General information
- Founded: 1940
- Folded: 1940
- Stadium: Fenway Park
- Headquartered: Boston, Massachusetts, United States
- Colors: Unknown

Personnel
- Owner: Sheldon Fairbanks
- Head coach: Eddie Casey

Team history
- Boston Bears (1940)

League / conference affiliations
- American Football League III (1940)

= Boston Bears (AFL) =

The Boston Bears were a professional American football team that competed in the third American Football League in 1940. Owned by Sheldon H. Fairbanks, the team played its home games in the Fenway Park in Boston, Massachusetts. Coach Eddie Casey’s team was a competitive one, finishing the 1940 season with a 5-4-1 record, good for third place in the AFL, behind league champions Columbus Bullies and second-place Milwaukee Chiefs.

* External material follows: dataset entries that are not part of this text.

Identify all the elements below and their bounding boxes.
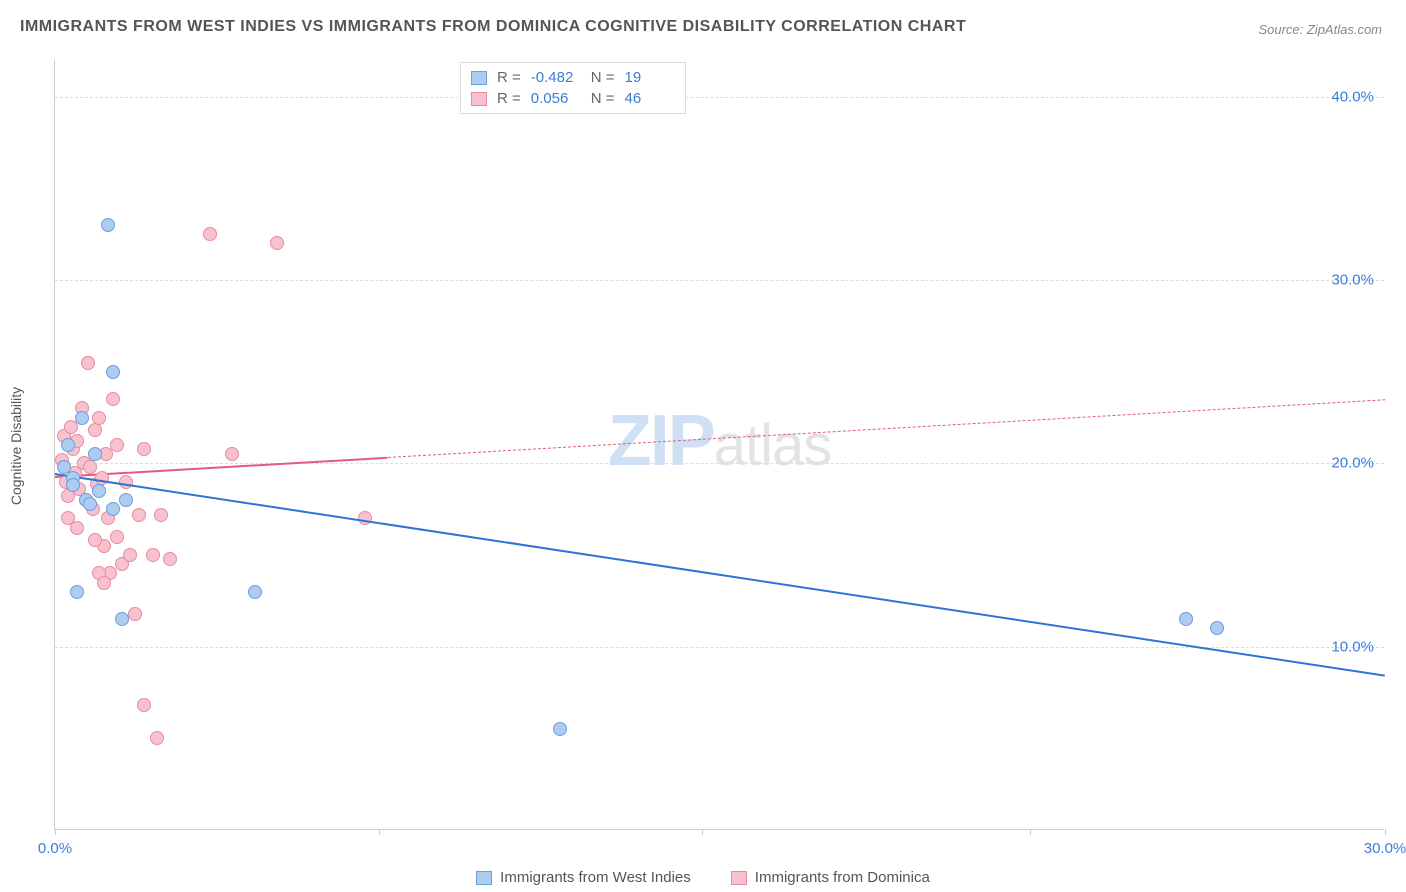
x-tick-mark [55,829,56,835]
n-label: N = [591,90,615,107]
scatter-point [137,698,151,712]
scatter-point [88,423,102,437]
scatter-point [101,218,115,232]
scatter-point [83,497,97,511]
x-tick-label: 30.0% [1364,840,1406,857]
scatter-point [97,576,111,590]
trend-line [387,399,1385,458]
legend-label: Immigrants from Dominica [755,869,930,886]
x-tick-mark [1385,829,1386,835]
scatter-point [92,484,106,498]
bottom-legend: Immigrants from West Indies Immigrants fr… [0,869,1406,886]
legend-swatch [476,871,492,885]
y-tick-label: 20.0% [1331,455,1374,472]
stats-row: R = 0.056 N = 46 [471,88,675,109]
scatter-point [66,478,80,492]
scatter-point [61,511,75,525]
scatter-point [110,438,124,452]
scatter-point [61,438,75,452]
legend-swatch [471,92,487,106]
scatter-point [119,493,133,507]
scatter-point [203,227,217,241]
scatter-point [154,508,168,522]
scatter-point [150,731,164,745]
n-label: N = [591,69,615,86]
legend-swatch [471,71,487,85]
n-value: 19 [625,69,675,86]
x-tick-mark [379,829,380,835]
scatter-point [248,585,262,599]
legend-label: Immigrants from West Indies [500,869,691,886]
scatter-point [225,447,239,461]
legend-item: Immigrants from West Indies [476,869,691,886]
stats-row: R = -0.482 N = 19 [471,67,675,88]
watermark: ZIP atlas [608,399,832,481]
x-tick-mark [1030,829,1031,835]
scatter-point [83,460,97,474]
scatter-point [163,552,177,566]
x-tick-label: 0.0% [38,840,72,857]
chart-title: IMMIGRANTS FROM WEST INDIES VS IMMIGRANT… [20,18,966,36]
gridline [55,97,1384,98]
watermark-atlas: atlas [714,411,832,478]
scatter-point [106,365,120,379]
scatter-point [132,508,146,522]
y-tick-label: 30.0% [1331,272,1374,289]
y-tick-label: 10.0% [1331,638,1374,655]
scatter-point [88,447,102,461]
r-value: 0.056 [531,90,581,107]
x-tick-mark [702,829,703,835]
scatter-point [92,411,106,425]
gridline [55,647,1384,648]
scatter-point [1179,612,1193,626]
trend-line [55,473,1385,677]
stats-legend: R = -0.482 N = 19 R = 0.056 N = 46 [460,62,686,114]
n-value: 46 [625,90,675,107]
scatter-point [1210,621,1224,635]
y-tick-label: 40.0% [1331,88,1374,105]
r-value: -0.482 [531,69,581,86]
scatter-point [115,612,129,626]
scatter-point [137,442,151,456]
scatter-point [70,585,84,599]
legend-swatch [731,871,747,885]
scatter-point [553,722,567,736]
plot-area: ZIP atlas 10.0%20.0%30.0%40.0%0.0%30.0% [54,60,1384,830]
scatter-point [106,502,120,516]
scatter-point [81,356,95,370]
source-label: Source: ZipAtlas.com [1258,22,1382,37]
gridline [55,280,1384,281]
y-axis-label: Cognitive Disability [8,387,24,505]
scatter-point [75,411,89,425]
scatter-point [146,548,160,562]
r-label: R = [497,90,521,107]
scatter-point [88,533,102,547]
scatter-point [106,392,120,406]
scatter-point [270,236,284,250]
scatter-point [123,548,137,562]
legend-item: Immigrants from Dominica [731,869,930,886]
r-label: R = [497,69,521,86]
scatter-point [128,607,142,621]
scatter-point [110,530,124,544]
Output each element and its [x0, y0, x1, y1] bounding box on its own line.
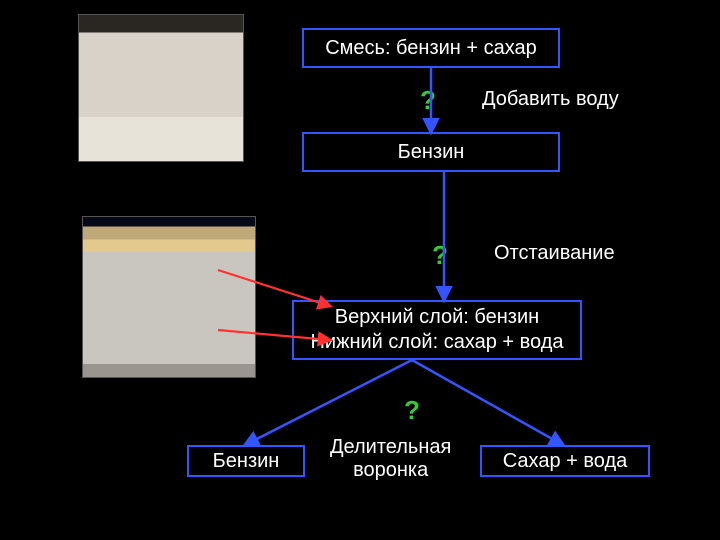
box-benzin-2: Бензин — [187, 445, 305, 477]
box-benzin-2-text: Бензин — [213, 449, 280, 474]
qmark-2: ? — [432, 240, 448, 271]
label-funnel: Делительная воронка — [330, 436, 451, 482]
beaker-photo-2 — [82, 216, 256, 378]
box-layers-line-2: Нижний слой: сахар + вода — [310, 330, 563, 355]
box-mixture-text: Смесь: бензин + сахар — [325, 36, 537, 61]
label-funnel-line-1: Делительная — [330, 436, 451, 458]
box-mixture: Смесь: бензин + сахар — [302, 28, 560, 68]
qmark-3: ? — [404, 395, 420, 426]
box-sugar-water: Сахар + вода — [480, 445, 650, 477]
box-benzin-1: Бензин — [302, 132, 560, 172]
box-layers: Верхний слой: бензин Нижний слой: сахар … — [292, 300, 582, 360]
diagram-stage: { "canvas": { "w": 720, "h": 540, "bg": … — [0, 0, 720, 540]
label-funnel-line-2: воронка — [353, 459, 428, 481]
box-benzin-1-text: Бензин — [398, 140, 465, 165]
label-settling: Отстаивание — [494, 242, 615, 265]
box-layers-line-1: Верхний слой: бензин — [335, 305, 539, 330]
beaker-photo-1 — [78, 14, 244, 162]
qmark-1: ? — [420, 85, 436, 116]
label-add-water: Добавить воду — [482, 88, 619, 111]
box-sugar-water-text: Сахар + вода — [503, 449, 627, 474]
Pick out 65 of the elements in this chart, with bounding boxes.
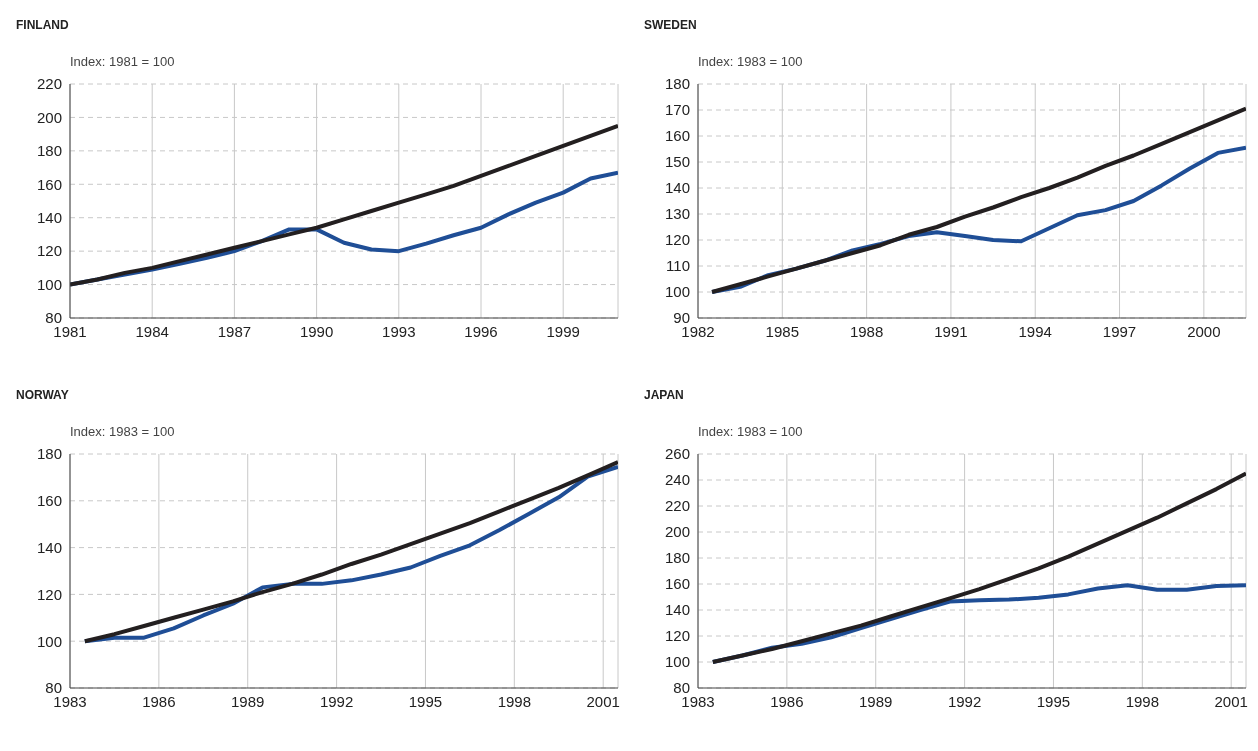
x-tick-label: 1992 [947, 692, 982, 710]
y-tick-label: 240 [664, 471, 690, 489]
y-tick-label: 120 [664, 627, 690, 645]
x-tick-label: 2001 [586, 692, 620, 710]
x-tick-label: 1995 [1036, 692, 1071, 710]
y-tick-label: 180 [36, 142, 62, 160]
x-tick-label: 1989 [231, 692, 265, 710]
x-tick-label: 1998 [497, 692, 532, 710]
line-series [710, 471, 1246, 664]
y-tick-label: 200 [36, 108, 62, 126]
y-axis-title: Index: 1983 = 100 [70, 424, 175, 439]
y-tick-label: 140 [36, 209, 62, 227]
y-tick-label: 140 [36, 538, 62, 556]
y-tick-label: 180 [36, 445, 62, 463]
y-tick-label: 170 [664, 101, 690, 119]
chart-title: JAPAN [644, 388, 684, 402]
y-tick-label: 220 [36, 75, 62, 93]
y-tick-label: 120 [664, 231, 690, 249]
y-tick-label: 160 [664, 575, 690, 593]
y-tick-label: 260 [664, 445, 690, 463]
x-tick-label: 1996 [464, 322, 498, 340]
chart-title: SWEDEN [644, 18, 697, 32]
x-tick-label: 1991 [934, 322, 968, 340]
x-tick-label: 1998 [1125, 692, 1160, 710]
x-tick-label: 1986 [770, 692, 804, 710]
y-tick-label: 150 [664, 153, 690, 171]
y-tick-label: 180 [664, 549, 690, 567]
y-axis-title: Index: 1983 = 100 [698, 54, 803, 69]
y-axis-title: Index: 1981 = 100 [70, 54, 175, 69]
x-tick-label: 1985 [765, 322, 799, 340]
y-tick-label: 160 [36, 175, 62, 193]
x-tick-label: 1986 [142, 692, 176, 710]
y-tick-label: 160 [664, 127, 690, 145]
y-tick-label: 130 [664, 205, 690, 223]
x-tick-label: 1999 [546, 322, 580, 340]
x-tick-label: 1997 [1102, 322, 1137, 340]
x-tick-label: 1992 [319, 692, 354, 710]
x-tick-label: 1984 [135, 322, 169, 340]
chart-title: FINLAND [16, 18, 69, 32]
y-tick-label: 120 [36, 242, 62, 260]
y-tick-label: 100 [36, 632, 62, 650]
y-tick-label: 140 [664, 601, 690, 619]
x-tick-label: 1995 [408, 692, 443, 710]
x-tick-label: 2001 [1214, 692, 1248, 710]
y-tick-label: 140 [664, 179, 690, 197]
line-series [710, 106, 1246, 294]
x-tick-label: 1987 [217, 322, 252, 340]
x-tick-label: 1988 [849, 322, 884, 340]
y-tick-label: 110 [666, 257, 690, 275]
chart-title: NORWAY [16, 388, 69, 402]
y-tick-label: 160 [36, 492, 62, 510]
y-axis-title: Index: 1983 = 100 [698, 424, 803, 439]
y-tick-label: 180 [664, 75, 690, 93]
y-tick-label: 200 [664, 523, 690, 541]
y-tick-label: 220 [664, 497, 690, 515]
x-tick-label: 1994 [1018, 322, 1052, 340]
x-tick-label: 1989 [859, 692, 893, 710]
x-tick-label: 1993 [382, 322, 416, 340]
y-tick-label: 120 [36, 585, 62, 603]
y-tick-label: 100 [36, 275, 62, 293]
y-tick-label: 100 [664, 283, 690, 301]
line-series [70, 123, 618, 287]
y-tick-label: 100 [664, 653, 690, 671]
x-tick-label: 2000 [1187, 322, 1221, 340]
x-tick-label: 1990 [299, 322, 334, 340]
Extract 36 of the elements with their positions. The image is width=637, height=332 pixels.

But success on the field did not transform itself into success in the stands. The Bears became the third professional football team to leave Boston in the space of four years (behind the Redskins of the NFL (which moved to Washington in 1937) and the Boston Shamrocks (of the defunct second American Football League, which folded in 1937; the Shamrocks lasted one more year as an independent team before calling it quits). Before the league’s annual preseason meeting, Fairbanks announced the dissolution of the team (in the meeting, the league tabbed Detroit for an expansion team for the 1941 season to replace the Bears; the team later asked the league for a deferment until 1942, which was granted; but the league suspended operations in the wake of the Pearl Harbor attack and the U.S. entry into World War II). Boston would welcome the Boston Yanks of the NFL in the late 1940s, but not have a stable major league football franchise until 1960, when the fourth American Football League’s Boston Patriots started play.